BREAK IN TRANSCRIPT
Mr. RYAN of Wisconsin. Madam Speaker, I commend the Speaker, Chairman MICA, Chairman CAMP, the conferees and their staffs for their work on this surface transportation reauthorization conference bill. With a history of short-term extensions and bailouts of the highway trust fund since the last highway bill was enacted, to the credit of Chairman MICA and the Transportation and Infrastructure Committee, they acted at the beginning of this year to report legislation to fundamentally reform this program to put it on a sustainable basis. While H.R. 4348 does not ultimately achieve that goal, it makes progress and the Chairman, the Committee, and the leadership are to be commended for that effort. For the first time, it offsets general fund transfers to the highway programs to keep the program operating through September, 2014. The bill also is at current level funding, earmark free, reduces the federal bureaucracy by consolidating transportation programs, and cuts red tape to institute significant reforms to complete major infrastructure projects. Relative to the Senate highway bill that irresponsibly relied on taxpayer bailouts for highway spending and past funding practices, the conference bill before us today is an improvement.
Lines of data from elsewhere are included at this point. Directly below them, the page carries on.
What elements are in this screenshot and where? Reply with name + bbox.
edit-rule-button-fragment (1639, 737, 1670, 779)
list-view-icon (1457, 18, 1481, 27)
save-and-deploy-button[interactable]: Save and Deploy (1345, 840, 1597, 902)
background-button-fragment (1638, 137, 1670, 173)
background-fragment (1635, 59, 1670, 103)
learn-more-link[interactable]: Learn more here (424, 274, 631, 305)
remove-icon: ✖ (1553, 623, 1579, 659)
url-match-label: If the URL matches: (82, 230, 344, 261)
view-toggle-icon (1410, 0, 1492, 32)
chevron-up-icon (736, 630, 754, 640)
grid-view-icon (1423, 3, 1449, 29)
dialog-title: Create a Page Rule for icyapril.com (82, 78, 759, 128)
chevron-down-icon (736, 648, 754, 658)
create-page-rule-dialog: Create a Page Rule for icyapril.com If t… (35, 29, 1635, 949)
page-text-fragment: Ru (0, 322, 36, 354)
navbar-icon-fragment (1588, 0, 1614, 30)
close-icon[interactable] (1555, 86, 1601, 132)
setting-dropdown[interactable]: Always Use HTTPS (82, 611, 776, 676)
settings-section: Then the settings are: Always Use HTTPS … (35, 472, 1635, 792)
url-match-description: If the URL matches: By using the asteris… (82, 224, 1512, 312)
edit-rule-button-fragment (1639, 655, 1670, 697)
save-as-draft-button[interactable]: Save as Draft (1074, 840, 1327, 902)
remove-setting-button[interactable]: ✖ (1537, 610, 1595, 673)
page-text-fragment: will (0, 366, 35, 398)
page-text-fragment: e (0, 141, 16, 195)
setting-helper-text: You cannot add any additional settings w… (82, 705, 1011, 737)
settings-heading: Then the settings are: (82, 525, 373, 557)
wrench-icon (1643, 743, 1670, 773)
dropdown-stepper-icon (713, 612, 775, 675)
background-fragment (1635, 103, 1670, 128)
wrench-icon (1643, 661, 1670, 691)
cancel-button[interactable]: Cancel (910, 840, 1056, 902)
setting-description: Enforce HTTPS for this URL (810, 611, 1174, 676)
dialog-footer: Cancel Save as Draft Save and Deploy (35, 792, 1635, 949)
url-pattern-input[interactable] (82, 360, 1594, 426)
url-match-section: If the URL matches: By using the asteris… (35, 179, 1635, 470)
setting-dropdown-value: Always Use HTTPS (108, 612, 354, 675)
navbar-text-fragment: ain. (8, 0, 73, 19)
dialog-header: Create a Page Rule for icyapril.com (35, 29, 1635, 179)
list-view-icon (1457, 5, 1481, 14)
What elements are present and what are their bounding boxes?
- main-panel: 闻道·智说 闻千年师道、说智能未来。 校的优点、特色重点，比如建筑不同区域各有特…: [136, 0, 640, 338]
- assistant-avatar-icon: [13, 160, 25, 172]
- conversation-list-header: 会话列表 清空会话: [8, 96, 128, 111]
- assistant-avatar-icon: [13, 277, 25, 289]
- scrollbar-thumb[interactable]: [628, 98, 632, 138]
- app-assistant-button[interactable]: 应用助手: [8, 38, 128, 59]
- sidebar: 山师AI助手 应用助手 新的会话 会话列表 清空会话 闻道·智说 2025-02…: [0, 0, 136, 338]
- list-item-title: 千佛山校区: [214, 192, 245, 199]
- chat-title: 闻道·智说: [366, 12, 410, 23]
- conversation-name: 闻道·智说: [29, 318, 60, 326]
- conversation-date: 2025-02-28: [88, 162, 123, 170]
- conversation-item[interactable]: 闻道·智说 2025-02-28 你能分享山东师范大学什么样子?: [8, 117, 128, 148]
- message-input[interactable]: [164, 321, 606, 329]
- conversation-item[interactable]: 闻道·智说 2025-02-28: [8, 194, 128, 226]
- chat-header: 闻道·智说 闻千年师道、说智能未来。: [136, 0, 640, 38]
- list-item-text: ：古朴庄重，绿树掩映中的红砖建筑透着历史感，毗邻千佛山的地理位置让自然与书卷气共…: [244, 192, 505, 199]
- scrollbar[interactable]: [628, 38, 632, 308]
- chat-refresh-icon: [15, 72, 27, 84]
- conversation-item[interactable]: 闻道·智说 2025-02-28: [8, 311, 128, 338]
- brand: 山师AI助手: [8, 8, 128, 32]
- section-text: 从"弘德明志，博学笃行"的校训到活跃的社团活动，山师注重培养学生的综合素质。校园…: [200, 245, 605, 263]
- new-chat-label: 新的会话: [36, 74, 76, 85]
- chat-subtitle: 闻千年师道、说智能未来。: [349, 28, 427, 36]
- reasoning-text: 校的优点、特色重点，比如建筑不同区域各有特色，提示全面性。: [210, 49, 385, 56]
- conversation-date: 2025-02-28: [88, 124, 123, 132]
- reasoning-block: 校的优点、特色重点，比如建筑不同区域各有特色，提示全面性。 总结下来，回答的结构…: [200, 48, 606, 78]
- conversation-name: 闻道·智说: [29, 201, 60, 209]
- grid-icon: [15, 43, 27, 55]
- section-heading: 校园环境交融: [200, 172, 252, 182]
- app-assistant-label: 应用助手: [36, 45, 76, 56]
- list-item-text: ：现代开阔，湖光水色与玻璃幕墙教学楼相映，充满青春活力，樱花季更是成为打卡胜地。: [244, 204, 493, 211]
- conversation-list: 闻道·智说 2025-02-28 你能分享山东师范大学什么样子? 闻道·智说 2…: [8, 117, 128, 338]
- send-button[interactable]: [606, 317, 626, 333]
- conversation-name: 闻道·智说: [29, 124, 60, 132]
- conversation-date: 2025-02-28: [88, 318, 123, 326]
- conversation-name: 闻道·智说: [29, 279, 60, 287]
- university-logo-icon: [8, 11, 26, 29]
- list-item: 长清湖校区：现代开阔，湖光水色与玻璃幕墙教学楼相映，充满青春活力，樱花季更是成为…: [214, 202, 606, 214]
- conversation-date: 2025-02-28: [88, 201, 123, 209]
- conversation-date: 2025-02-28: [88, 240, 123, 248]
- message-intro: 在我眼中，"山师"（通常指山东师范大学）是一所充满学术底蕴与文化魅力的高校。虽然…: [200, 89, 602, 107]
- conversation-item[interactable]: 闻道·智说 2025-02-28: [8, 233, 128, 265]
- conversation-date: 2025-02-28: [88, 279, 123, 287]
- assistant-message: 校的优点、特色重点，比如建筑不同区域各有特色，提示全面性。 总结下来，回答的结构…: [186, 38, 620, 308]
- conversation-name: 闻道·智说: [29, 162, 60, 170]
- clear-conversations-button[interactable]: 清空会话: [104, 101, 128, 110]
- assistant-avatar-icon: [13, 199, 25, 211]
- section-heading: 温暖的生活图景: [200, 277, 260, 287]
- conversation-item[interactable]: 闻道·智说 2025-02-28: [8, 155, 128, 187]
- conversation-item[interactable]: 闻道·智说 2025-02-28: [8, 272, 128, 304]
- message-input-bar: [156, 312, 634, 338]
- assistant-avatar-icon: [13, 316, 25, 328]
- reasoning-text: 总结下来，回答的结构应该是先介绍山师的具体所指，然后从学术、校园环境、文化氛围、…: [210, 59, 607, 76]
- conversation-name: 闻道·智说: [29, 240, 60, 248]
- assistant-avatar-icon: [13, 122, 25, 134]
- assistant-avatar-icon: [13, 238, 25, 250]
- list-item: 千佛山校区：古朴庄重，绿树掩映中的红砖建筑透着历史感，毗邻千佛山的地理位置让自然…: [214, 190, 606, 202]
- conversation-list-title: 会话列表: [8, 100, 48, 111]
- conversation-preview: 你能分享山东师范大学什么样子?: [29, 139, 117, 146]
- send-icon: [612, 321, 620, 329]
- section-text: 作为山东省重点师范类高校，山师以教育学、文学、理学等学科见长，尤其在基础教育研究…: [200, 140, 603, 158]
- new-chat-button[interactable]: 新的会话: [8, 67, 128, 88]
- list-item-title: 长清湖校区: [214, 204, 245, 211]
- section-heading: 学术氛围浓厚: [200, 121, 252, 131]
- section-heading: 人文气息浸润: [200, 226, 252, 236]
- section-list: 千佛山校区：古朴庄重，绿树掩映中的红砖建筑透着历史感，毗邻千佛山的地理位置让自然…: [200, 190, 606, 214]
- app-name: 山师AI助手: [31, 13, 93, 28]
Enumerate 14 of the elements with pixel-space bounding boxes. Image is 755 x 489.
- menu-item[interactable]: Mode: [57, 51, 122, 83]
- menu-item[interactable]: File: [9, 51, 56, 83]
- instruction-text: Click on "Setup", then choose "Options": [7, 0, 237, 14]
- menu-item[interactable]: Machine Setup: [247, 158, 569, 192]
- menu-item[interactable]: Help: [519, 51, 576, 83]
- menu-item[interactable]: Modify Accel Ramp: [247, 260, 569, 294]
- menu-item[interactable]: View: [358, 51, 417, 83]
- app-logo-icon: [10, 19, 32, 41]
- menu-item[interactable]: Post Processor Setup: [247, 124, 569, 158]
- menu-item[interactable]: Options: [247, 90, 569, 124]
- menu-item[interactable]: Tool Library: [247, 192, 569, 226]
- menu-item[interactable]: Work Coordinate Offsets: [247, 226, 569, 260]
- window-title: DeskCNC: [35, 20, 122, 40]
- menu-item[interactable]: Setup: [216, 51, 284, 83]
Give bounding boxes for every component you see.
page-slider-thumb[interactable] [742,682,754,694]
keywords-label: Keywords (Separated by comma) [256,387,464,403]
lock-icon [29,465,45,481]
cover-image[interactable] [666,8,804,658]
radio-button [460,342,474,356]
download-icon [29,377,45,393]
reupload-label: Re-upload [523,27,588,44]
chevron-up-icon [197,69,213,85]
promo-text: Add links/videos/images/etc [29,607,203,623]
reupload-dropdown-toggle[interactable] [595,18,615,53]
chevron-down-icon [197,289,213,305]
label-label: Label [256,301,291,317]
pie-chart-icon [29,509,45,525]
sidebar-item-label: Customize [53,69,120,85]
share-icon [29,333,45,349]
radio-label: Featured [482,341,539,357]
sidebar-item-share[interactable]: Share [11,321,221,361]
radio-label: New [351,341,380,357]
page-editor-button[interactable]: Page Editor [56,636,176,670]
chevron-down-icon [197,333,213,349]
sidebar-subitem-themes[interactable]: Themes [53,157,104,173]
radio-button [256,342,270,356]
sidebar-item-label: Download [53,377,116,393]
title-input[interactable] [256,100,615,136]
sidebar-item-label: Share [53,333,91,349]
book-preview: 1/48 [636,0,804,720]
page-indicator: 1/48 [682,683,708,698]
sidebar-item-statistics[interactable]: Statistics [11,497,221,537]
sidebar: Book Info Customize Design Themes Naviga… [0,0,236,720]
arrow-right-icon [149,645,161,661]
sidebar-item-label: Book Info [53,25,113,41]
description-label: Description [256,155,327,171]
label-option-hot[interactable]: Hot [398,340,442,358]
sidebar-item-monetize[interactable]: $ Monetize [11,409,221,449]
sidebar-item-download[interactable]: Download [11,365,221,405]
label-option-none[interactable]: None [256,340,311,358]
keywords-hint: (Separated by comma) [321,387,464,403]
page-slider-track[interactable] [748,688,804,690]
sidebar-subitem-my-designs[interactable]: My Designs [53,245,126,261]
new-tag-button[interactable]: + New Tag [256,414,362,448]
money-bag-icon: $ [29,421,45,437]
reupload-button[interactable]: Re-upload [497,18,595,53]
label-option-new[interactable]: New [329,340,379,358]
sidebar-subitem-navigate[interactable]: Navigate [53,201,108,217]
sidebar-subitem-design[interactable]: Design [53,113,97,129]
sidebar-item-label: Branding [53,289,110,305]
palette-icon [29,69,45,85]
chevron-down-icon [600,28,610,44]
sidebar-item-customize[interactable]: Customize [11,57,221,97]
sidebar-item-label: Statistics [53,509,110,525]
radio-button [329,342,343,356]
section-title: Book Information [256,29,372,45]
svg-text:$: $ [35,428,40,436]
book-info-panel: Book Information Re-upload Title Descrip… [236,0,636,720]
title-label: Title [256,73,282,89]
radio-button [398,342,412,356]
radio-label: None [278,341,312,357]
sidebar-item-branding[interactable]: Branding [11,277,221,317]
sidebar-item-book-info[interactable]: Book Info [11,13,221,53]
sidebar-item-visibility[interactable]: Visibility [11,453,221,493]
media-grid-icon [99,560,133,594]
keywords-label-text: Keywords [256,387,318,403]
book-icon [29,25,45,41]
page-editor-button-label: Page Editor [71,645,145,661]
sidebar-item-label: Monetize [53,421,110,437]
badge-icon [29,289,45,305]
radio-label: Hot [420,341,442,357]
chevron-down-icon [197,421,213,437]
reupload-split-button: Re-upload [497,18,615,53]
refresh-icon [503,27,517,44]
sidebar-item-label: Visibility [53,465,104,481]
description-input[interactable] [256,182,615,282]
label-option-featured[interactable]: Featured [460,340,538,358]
Despite this bill's progress, it does not address the structural problems in our transportation programs and I have some concerns with some aspects of the legislation.
First, though the Highway Trust Fund was intended to be financed at the level of gas tax revenues, Congress has increased spending for the program well beyond gas tax revenue levels. As a result, the fund has increasingly operated in the red by relying on general fund transfers to pay for annual funding shortfalls. The trust fund has required three large general fund transfers, or taxpayer contributions, totaling $35 billion since 2008. Over the next decade, the Congressional Budget Office (CBO) anticipates the Highway Trust Fund to run cash deficits in total of $105 billion, even upon enactment of today's bill. Through a budgetary loophole, these transfers of general taxpayer revenues are not captured for budgetary effects, allowing Congress to bail out the program without being recorded as a net increase in spending or deficits.
The FY 2013 House budget resolution, H. Con. Res. 112, included a reform to close the budget loophole for general fund transfers to ensure future transfers are fully offset and assumed potential funding streams in the form of new oil and gas revenues for the Highway Trust Fund. Congress needs to continue to reform the critical highway program to put it on sound financial footing without further bailouts with borrowed money. H.R. 4348 makes an important effort to offset the $18.8 billion in general fund transfers contained in the bill. But, instead of continuing to rely on general fund transfers going forward, we need to address the systemic factors that have been driving the trust fund's bankruptcy.
In terms of the bill's cost estimate, according to CBO, the unified budget impact of the entire bill is $16 billion in net deficit reduction over ten years. However, under traditional budget scoring, this does not include the cost of general transfers to the highway fund nor the flood insurance reforms' net income. When considering the bill under House budget enforcement per its budget resolution, if we include the costs of higher spending under scored general fund transfers and the flood insurance income, it leads to a small deficit reduction over ten-years.
Second, I am concerned with H.R. 4348's use often-year savings to finance two years of spending. We need to be reducing spending and deficits and when we increase spending, we should be offsetting the cost in as short a timeframe as possible.
Based on CBO scoring, the bill produces ten-year savings from pension law changes, but some of these changes come with long-term costs. It appears possible that any savings gained in the ten-year window may be offset by greater federal obligations in the future. I expressed my concern over a similar `smoothing' provision when used in past legislation.
Finally, this bill extends the current interest rate on certain student loans for another year. This is another example where Congress established a temporary subsidy with sudden expiration dates and no plans for next steps. I believe it is imperative that we work toward responsible, long-term reform in this area. Congress must stop playing games with students' interest rates to score political points. A well-educated population is critical to higher incomes and stronger economic growth, but our current education programs have serious problems. The right question is not should the interest rate be 3.4 or 6.8 percent. The focus should instead be on how developing an effective, fair and sustainable process for providing capital to students one that ensures access to higher education without fueling tuition inflation and exposing the taxpayer to unacceptable levels of risk. I look forward to working with my colleagues to achieve such reforms.